Saturday, April 9, 2016

Alphabet Slider, Cont'd

The slider mechanism in the Alphabet Slider puzzle determines what's called a "partial ordering" on three-letter words. Specifically, given two words w1 and w2, we write

w1 < w2 

if every letter of w1 occurs earlier in the alphabet than the corresponding letter of w2. For example, we write

ACE < PYX

because A is earlier in the alphabet than P, C is earlier in the alphabet than Y, and E is earlier in the alphabet than X.

There exist words "between" ACE and PYX. For example,

ACE < EON < PYX

as you can check. A solution to the Alphabet Slider is a chain like the one above, and the goal is to find the longest possible chain. With the help of a computer, I found this solution:

ACE < BEG < CHI < DIM < EON < FRO < ITS < JUT < PYX.

(An equally long chain results from using NUT instead of JUT. A reader also notes that OUT could go in this position.)

Here's a picture—note that lines never cross.

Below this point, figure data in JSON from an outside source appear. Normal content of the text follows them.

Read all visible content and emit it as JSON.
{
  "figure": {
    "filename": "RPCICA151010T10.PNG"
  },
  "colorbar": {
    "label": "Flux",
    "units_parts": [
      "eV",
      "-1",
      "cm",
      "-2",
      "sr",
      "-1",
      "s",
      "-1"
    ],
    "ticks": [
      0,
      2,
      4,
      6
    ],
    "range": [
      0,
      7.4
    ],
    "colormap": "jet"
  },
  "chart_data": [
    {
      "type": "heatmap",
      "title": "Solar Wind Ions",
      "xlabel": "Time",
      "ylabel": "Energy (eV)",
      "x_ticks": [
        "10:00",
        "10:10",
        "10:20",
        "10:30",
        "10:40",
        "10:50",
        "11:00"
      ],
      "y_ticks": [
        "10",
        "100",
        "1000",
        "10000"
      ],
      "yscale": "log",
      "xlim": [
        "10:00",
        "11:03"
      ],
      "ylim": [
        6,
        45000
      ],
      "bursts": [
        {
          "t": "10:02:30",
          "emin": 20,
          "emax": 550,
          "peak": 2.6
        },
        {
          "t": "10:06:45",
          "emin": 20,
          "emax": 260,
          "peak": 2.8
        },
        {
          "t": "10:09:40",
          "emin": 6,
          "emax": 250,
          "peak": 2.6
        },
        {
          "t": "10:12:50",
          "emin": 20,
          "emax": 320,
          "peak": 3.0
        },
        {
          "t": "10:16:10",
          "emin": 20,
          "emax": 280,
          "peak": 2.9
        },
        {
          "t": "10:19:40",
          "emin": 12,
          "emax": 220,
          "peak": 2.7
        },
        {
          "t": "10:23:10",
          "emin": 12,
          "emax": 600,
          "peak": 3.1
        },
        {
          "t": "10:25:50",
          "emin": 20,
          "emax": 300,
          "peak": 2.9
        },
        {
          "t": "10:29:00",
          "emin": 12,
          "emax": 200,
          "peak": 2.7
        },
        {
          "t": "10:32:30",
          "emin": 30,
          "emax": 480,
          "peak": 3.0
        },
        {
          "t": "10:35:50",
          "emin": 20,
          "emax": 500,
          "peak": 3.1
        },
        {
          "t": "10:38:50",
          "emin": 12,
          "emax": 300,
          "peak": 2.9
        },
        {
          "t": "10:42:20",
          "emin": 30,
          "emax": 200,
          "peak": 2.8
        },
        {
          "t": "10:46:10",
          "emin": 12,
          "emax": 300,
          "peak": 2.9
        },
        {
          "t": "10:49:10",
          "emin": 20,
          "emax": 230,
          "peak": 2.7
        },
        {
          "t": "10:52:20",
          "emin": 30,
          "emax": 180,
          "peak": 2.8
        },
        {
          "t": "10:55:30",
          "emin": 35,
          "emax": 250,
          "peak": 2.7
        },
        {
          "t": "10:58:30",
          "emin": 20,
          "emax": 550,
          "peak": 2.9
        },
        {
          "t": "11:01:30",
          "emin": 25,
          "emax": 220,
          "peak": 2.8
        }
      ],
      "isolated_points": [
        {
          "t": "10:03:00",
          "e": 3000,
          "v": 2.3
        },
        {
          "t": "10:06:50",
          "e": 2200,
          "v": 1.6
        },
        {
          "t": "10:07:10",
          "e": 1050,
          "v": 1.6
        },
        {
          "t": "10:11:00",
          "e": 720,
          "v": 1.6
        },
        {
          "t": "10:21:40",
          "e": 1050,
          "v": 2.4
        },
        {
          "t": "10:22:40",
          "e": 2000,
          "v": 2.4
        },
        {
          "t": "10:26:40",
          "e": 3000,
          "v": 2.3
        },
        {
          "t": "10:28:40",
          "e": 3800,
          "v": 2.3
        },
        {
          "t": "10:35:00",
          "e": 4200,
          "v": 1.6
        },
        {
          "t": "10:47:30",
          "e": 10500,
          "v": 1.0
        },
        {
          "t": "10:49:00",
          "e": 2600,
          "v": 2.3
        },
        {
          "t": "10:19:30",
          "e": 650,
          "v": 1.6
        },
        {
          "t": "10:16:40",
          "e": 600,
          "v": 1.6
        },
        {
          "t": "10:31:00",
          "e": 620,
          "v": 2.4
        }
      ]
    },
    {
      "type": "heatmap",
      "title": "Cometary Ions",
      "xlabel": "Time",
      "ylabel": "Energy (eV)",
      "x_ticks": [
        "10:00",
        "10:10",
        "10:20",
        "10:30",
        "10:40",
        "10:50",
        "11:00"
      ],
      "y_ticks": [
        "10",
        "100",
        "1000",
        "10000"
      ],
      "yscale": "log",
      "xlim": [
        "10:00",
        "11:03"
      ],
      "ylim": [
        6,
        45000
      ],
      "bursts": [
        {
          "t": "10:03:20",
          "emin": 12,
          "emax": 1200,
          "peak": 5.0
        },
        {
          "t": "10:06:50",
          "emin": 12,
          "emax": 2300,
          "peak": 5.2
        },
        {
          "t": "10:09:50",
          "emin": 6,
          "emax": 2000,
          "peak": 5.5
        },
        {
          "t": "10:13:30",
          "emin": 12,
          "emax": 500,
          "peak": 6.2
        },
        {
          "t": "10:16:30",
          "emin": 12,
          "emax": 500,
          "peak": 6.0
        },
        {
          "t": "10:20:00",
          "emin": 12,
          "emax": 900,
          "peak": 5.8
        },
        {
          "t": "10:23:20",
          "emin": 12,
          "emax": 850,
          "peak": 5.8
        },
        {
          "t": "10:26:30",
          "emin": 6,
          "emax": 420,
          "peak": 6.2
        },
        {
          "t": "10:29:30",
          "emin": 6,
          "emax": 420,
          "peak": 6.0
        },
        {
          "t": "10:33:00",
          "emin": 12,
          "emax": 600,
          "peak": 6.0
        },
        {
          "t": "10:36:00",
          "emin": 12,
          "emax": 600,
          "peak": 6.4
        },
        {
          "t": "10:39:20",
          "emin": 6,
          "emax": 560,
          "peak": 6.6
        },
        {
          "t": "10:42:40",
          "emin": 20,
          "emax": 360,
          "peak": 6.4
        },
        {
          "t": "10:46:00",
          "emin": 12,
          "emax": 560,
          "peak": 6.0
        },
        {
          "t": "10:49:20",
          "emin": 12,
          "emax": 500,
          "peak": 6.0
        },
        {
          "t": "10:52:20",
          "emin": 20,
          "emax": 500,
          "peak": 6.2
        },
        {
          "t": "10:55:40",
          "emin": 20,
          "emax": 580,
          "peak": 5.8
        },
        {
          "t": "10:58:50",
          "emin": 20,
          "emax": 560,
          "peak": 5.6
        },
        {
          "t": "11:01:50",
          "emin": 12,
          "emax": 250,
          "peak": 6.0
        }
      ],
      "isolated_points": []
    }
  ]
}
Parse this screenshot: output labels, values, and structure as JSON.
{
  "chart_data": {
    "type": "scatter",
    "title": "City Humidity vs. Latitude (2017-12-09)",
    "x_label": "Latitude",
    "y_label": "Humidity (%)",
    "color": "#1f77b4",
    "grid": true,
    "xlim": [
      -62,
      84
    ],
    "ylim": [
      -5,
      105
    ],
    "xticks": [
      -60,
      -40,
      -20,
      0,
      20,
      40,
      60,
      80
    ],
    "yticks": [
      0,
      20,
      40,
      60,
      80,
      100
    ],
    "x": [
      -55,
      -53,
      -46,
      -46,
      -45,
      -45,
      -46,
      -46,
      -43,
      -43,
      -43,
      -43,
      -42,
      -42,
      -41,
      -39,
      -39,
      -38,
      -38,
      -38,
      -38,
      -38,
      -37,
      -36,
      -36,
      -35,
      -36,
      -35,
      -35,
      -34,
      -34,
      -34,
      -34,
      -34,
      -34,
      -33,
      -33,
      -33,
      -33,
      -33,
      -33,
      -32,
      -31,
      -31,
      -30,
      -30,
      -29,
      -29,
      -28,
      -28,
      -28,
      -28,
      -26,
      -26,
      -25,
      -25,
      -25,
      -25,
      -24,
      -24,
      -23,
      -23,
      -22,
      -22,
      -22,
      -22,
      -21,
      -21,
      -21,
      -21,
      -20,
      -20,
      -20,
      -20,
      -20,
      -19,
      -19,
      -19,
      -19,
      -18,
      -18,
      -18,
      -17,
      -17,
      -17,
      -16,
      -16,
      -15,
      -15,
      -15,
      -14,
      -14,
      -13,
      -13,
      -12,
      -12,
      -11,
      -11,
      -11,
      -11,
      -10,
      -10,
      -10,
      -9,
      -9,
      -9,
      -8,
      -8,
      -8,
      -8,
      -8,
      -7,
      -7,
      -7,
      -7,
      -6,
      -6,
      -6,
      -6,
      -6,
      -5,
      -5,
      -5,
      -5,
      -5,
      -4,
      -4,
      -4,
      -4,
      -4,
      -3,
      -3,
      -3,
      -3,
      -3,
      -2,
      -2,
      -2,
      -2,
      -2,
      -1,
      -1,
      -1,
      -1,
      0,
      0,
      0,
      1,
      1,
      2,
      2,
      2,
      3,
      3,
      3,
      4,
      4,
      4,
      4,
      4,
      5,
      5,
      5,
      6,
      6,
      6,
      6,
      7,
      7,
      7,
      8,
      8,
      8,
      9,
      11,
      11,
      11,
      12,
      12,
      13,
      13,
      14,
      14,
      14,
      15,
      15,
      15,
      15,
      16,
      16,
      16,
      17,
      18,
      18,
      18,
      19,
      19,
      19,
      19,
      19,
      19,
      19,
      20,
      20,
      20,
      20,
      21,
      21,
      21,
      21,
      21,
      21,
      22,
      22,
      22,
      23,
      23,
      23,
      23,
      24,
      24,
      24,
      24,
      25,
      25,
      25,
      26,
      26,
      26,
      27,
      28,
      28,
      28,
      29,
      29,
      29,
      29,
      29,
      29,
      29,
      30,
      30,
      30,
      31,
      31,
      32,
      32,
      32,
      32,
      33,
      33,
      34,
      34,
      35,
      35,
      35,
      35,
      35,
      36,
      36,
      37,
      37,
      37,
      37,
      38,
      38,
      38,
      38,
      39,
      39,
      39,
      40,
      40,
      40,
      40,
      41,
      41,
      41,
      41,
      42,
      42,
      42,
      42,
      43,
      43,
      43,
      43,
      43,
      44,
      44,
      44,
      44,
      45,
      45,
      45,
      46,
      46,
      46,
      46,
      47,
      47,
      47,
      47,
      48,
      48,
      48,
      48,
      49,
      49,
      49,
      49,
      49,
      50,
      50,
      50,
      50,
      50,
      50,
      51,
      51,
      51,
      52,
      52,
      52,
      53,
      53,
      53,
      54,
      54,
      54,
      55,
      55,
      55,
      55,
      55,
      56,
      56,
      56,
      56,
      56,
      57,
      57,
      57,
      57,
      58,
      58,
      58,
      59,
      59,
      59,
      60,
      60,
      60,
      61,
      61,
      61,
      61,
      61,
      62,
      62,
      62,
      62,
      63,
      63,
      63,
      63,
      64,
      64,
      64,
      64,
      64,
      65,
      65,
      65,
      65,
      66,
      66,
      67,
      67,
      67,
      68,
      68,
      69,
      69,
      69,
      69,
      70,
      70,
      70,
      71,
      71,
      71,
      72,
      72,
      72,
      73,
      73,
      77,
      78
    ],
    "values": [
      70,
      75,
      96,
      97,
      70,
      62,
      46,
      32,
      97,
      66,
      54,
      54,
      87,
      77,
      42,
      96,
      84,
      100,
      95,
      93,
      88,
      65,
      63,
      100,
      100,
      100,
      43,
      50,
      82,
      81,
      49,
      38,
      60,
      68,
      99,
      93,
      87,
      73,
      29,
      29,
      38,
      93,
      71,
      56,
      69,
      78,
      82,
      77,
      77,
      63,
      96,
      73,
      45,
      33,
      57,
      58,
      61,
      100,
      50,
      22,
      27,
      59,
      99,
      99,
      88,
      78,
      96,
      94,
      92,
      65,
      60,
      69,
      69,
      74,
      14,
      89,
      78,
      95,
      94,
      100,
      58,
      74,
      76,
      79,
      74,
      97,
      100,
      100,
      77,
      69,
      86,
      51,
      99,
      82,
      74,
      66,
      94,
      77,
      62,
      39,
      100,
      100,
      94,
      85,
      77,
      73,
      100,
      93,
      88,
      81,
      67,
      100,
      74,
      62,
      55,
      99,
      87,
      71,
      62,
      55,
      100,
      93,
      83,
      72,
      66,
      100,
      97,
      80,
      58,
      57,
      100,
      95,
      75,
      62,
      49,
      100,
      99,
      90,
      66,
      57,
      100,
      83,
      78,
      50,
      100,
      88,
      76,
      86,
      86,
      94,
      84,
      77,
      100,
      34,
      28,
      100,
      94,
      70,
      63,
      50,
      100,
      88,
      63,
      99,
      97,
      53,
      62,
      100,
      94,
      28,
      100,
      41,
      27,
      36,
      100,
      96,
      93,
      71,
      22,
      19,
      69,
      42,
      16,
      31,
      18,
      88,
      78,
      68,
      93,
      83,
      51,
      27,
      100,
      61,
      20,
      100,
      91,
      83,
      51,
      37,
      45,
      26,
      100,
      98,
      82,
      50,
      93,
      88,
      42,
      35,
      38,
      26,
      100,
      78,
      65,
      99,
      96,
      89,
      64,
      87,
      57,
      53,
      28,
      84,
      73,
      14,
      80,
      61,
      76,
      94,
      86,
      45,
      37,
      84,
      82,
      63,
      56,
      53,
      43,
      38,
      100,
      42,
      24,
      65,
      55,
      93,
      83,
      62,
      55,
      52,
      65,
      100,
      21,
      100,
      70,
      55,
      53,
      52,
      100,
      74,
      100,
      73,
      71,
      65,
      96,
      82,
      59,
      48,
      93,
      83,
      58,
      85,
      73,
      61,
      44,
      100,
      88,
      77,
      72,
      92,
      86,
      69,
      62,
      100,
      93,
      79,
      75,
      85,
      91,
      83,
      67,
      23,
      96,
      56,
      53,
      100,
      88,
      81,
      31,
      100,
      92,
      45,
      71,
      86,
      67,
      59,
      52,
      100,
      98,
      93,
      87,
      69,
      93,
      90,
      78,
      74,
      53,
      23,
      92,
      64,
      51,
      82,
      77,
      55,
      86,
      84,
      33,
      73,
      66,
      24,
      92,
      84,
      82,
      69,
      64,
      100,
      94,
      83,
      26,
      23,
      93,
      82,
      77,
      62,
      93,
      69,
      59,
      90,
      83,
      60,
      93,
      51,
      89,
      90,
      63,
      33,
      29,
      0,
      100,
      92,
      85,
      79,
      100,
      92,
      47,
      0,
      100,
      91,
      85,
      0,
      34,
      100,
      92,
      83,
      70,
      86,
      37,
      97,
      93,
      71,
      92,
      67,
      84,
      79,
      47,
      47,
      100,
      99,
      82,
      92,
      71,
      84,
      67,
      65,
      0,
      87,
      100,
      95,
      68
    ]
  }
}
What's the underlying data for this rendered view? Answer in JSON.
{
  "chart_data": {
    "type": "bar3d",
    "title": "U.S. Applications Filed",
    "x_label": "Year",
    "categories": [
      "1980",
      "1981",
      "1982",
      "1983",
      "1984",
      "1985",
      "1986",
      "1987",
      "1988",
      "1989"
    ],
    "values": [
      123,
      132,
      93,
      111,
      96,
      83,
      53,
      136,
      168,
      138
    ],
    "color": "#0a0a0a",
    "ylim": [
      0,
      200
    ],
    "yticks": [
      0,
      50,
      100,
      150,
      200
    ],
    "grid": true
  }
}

The game can be played with words of any length. For example, here's a pretty good chain of four-letter words:

ABBE < DILL < ELMS < FONT < GROW < JURY.

For eight-letter words, I found

HEADACHE > KNEELING > SPONSORS.

2 comments:

mdahlman said...

Can you easily run your program for the variation where "at least one slider must move at each step"? Your original game is interesting. But the move-one-slider variation seems more interesting in some respects. It won't be a partial ordering, so the algorithm is perhaps more complex. And I suspect it will yield more high frequency words (which I suppose could be consider less interesting or more interesting).

Intuitively, "should I move this slider or that slider now?" is an interesting decision.

Jason Zimba said...

Thank you for this comment! I'm at conferences and haven't had time to pursue it, but I'd like to and will report back if I get anywhere on it. As you say, some interesting moments come up in this variation.